EspañolFrançais

Families as Partners in Care

Goal

To join with families, consumers, and mental health professionals in the promotion of best practice in mental health service delivery, based on evidence from research by experts.

Objectives

To influence psychiatric professionals, social workers, occupational therapists and other mental health workers in providing best-practice services.

To help professionals recognize the value of working with families towards a better quality of life for patients (consumers), better functioning, and ultimately, recovery.

To encourage families to recognize the benefits to the patient of their involvement with professionals caring for their relative.

The Program

A strategy to promote the inclusion of families in the treatment team was developed by a WFSAD group of family leaders and clinical experts in New Zealand in 1997. These included Prof. Ian R.H. Falloon, Prof. Julian Leff and Prof. Wm. McFarlane, as well as family leaders Dr. Margaret Leggatt, Diane Froggatt, Dr. Radha Shankar, Jim Crowe, Dr. Dale L. Johnson and other members of the WFSAD board. Prof. Falloon subsequently developed a bibliography of research findings to support the statement below.

Research indicates that better care, management and outcome is achieved for persons with mental illness when their families receive a continuum of education, training and support to carry out their role of primary informal care giver.

In 1998 the program was launched at the WFSAD biennial conference in Hamburg as Families as Partners in Care (FPC) and information about the initiative began to be disseminated.

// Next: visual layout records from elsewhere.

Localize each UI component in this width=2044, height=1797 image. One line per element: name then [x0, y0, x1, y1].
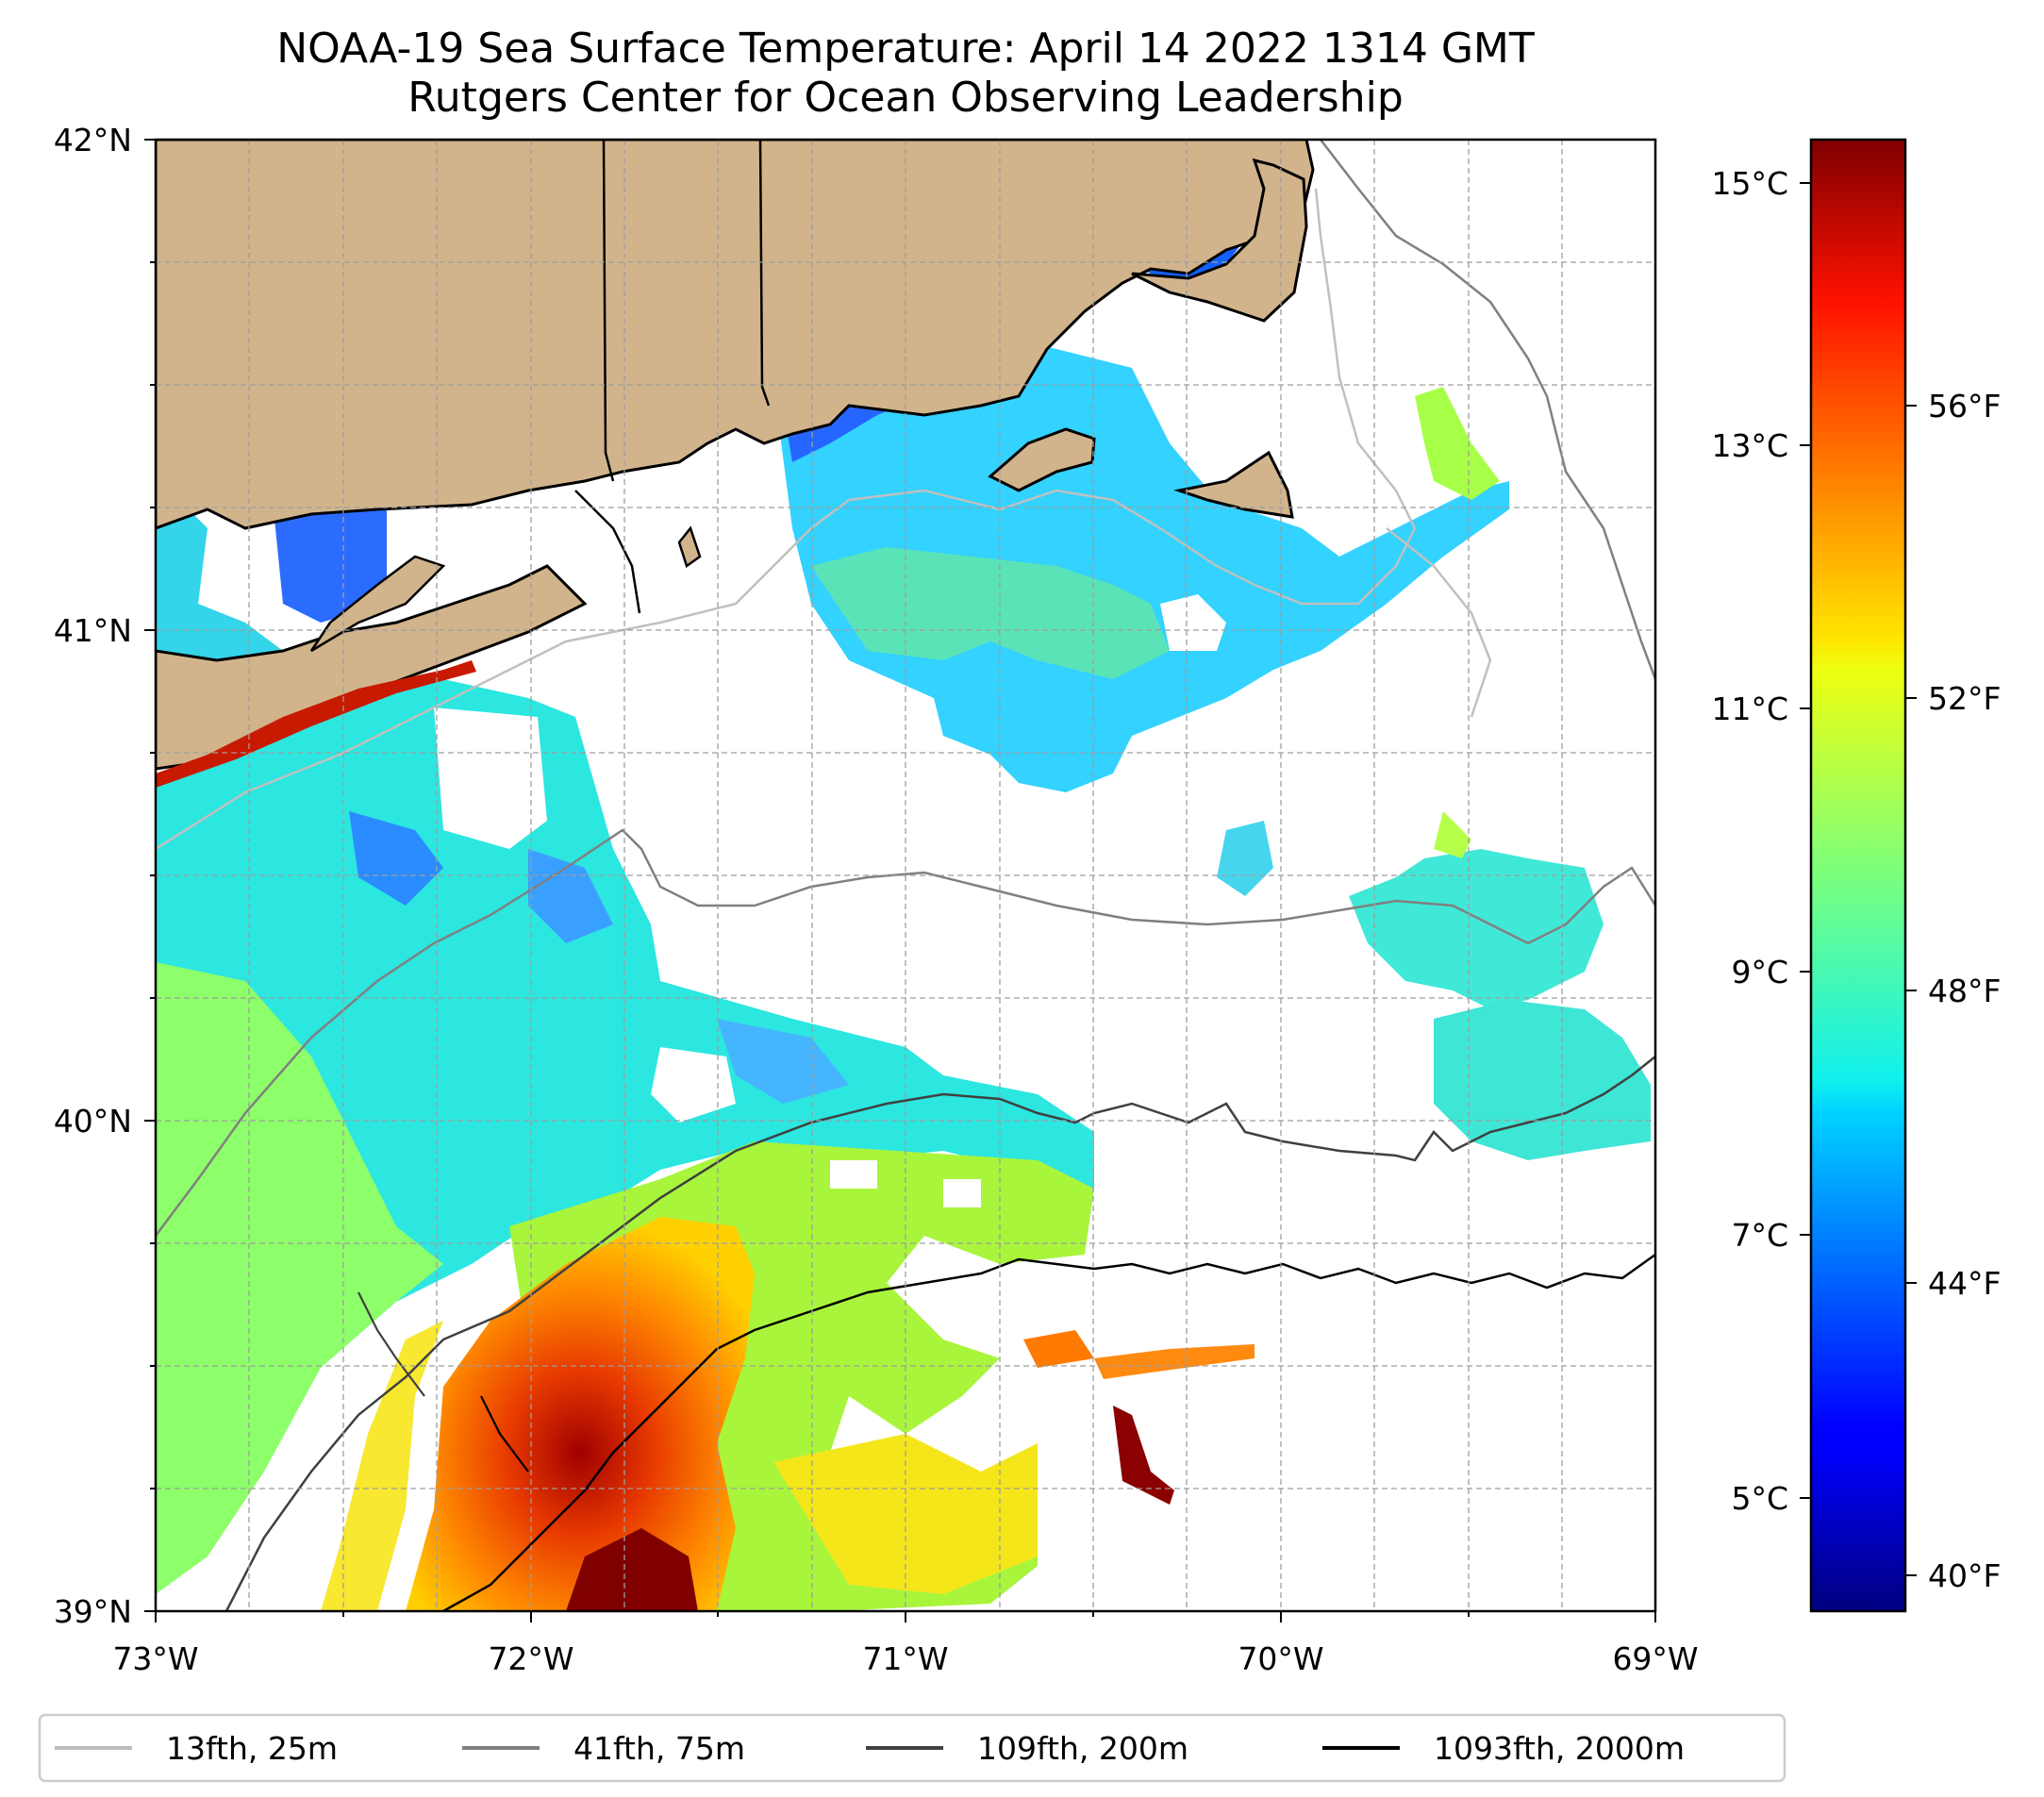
- celsius-tick-label: 13°C: [1711, 427, 1788, 464]
- legend-label-75m: 41fth, 75m: [573, 1730, 745, 1767]
- lon-tick-label: 72°W: [488, 1640, 573, 1677]
- fahrenheit-tick-label: 52°F: [1928, 680, 2001, 717]
- sst-field: [156, 141, 1651, 1611]
- map-area: [156, 140, 1655, 1611]
- colorbar-ticks: [1800, 182, 1917, 1576]
- lat-tick-label: 42°N: [54, 122, 132, 158]
- legend-label-2000m: 1093fth, 2000m: [1434, 1730, 1685, 1767]
- graticule: [156, 140, 1655, 1611]
- lat-tick-label: 39°N: [54, 1593, 132, 1630]
- land: [156, 140, 1315, 771]
- celsius-tick-label: 11°C: [1711, 691, 1788, 727]
- celsius-tick-label: 9°C: [1731, 954, 1788, 990]
- lat-tick-label: 40°N: [54, 1103, 132, 1140]
- lon-tick-label: 69°W: [1612, 1640, 1698, 1677]
- legend-label-200m: 109fth, 200m: [977, 1730, 1188, 1767]
- fahrenheit-tick-label: 40°F: [1928, 1557, 2001, 1594]
- celsius-tick-label: 7°C: [1731, 1217, 1788, 1254]
- axis-ticks: [144, 139, 1656, 1622]
- lon-tick-label: 71°W: [862, 1640, 948, 1677]
- fahrenheit-tick-label: 48°F: [1928, 973, 2001, 1009]
- lat-tick-label: 41°N: [54, 612, 132, 649]
- colorbar: [1809, 138, 1907, 1613]
- celsius-tick-label: 5°C: [1731, 1480, 1788, 1517]
- fahrenheit-tick-label: 56°F: [1928, 388, 2001, 424]
- lon-tick-label: 73°W: [112, 1640, 198, 1677]
- chart-title: NOAA-19 Sea Surface Temperature: April 1…: [276, 25, 1535, 73]
- fahrenheit-tick-label: 44°F: [1928, 1265, 2001, 1302]
- lon-tick-label: 70°W: [1238, 1640, 1323, 1677]
- celsius-tick-label: 15°C: [1711, 165, 1788, 202]
- legend: 13fth, 25m 41fth, 75m 109fth, 200m 1093f…: [38, 1713, 1786, 1783]
- chart-subtitle: Rutgers Center for Ocean Observing Leade…: [407, 74, 1404, 122]
- legend-label-25m: 13fth, 25m: [166, 1730, 338, 1767]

The FPC program developed a set of goals and principles to guide mental health professionals and to ensure that families would be accepted as a valued and valuable part of the treatment team caring for a person with mental illness. Click here for FPC Goals and Principles. Families as Partners in Care — Principles for Working with Families is also available in booklet form from WFSAD.

Despite a vast amount of research showing that treatment services based on these principles were extremely effective in promoting stabilization and even recovery, few were being implemented. The document Families as Partners in Care (1998, Revised 2001) examined the barriers to implementation, key elements in provision of such services and what could be done to make the research information better known. The annotated bibliography of research findings entitled Cognitive-Behavioural Interventions for Patients with Functional Psychoses and their Caregivers by Ian Falloon, was included in the document.

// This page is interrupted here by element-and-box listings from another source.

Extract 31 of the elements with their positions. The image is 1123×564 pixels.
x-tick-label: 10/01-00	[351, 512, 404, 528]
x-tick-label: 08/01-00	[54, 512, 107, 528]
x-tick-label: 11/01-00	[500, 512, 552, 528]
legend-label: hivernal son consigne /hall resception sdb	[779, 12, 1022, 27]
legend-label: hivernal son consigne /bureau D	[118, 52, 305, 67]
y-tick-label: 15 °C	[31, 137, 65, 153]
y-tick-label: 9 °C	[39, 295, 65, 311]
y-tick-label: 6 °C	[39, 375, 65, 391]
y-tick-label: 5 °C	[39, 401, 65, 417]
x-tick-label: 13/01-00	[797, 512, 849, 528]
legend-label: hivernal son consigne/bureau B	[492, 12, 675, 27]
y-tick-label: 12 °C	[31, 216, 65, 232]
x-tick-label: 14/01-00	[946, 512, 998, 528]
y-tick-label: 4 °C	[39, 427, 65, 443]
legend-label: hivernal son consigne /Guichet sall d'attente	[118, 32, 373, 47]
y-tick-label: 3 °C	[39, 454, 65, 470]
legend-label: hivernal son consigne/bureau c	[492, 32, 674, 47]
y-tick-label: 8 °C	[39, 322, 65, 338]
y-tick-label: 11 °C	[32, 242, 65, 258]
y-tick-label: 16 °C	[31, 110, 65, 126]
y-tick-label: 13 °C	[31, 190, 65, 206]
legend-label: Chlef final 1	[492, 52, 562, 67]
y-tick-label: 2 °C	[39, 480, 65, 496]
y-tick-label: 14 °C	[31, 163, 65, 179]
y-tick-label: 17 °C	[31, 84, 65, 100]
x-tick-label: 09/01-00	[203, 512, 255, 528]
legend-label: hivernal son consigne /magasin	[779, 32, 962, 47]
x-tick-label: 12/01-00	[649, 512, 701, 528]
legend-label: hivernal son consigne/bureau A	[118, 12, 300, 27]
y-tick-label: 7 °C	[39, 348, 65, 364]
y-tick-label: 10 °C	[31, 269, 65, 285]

Soon after the launch of the program, the WFSAD board of directors, which also constitutes the majority of its field workers, took training in Dr. Falloon's Optimal Treatment Program in order to have a broader view of "family interventions". From this time WFSAD personnel, when working abroad, would introduce the Families as Partners in Care philosophy, concept and principles to families and mental health professionals, with a view to influencing mental health systems and interesting administrators and service managers.

The Uganda Schizophrenia Fellowship introduced a program at its Jinja branch and as a result of this WFSAD developed a simplified manual for use in the developing world: Families as Partners in Care — Guide to Professionals doing Family Work in Developing Countries. This is available from WFSAD upon request and is also available in Spanish.

Throughout the following years WFSAD revised its original booklet Families as Partners in Care — a Work in Progress several times and has provided it when requested. In mid-2005 it was decided that no further revisions would be possible without a complete review of the materials and the development of a new publication. The work for this is now in progress and will be completed prior to our conference in September 2007.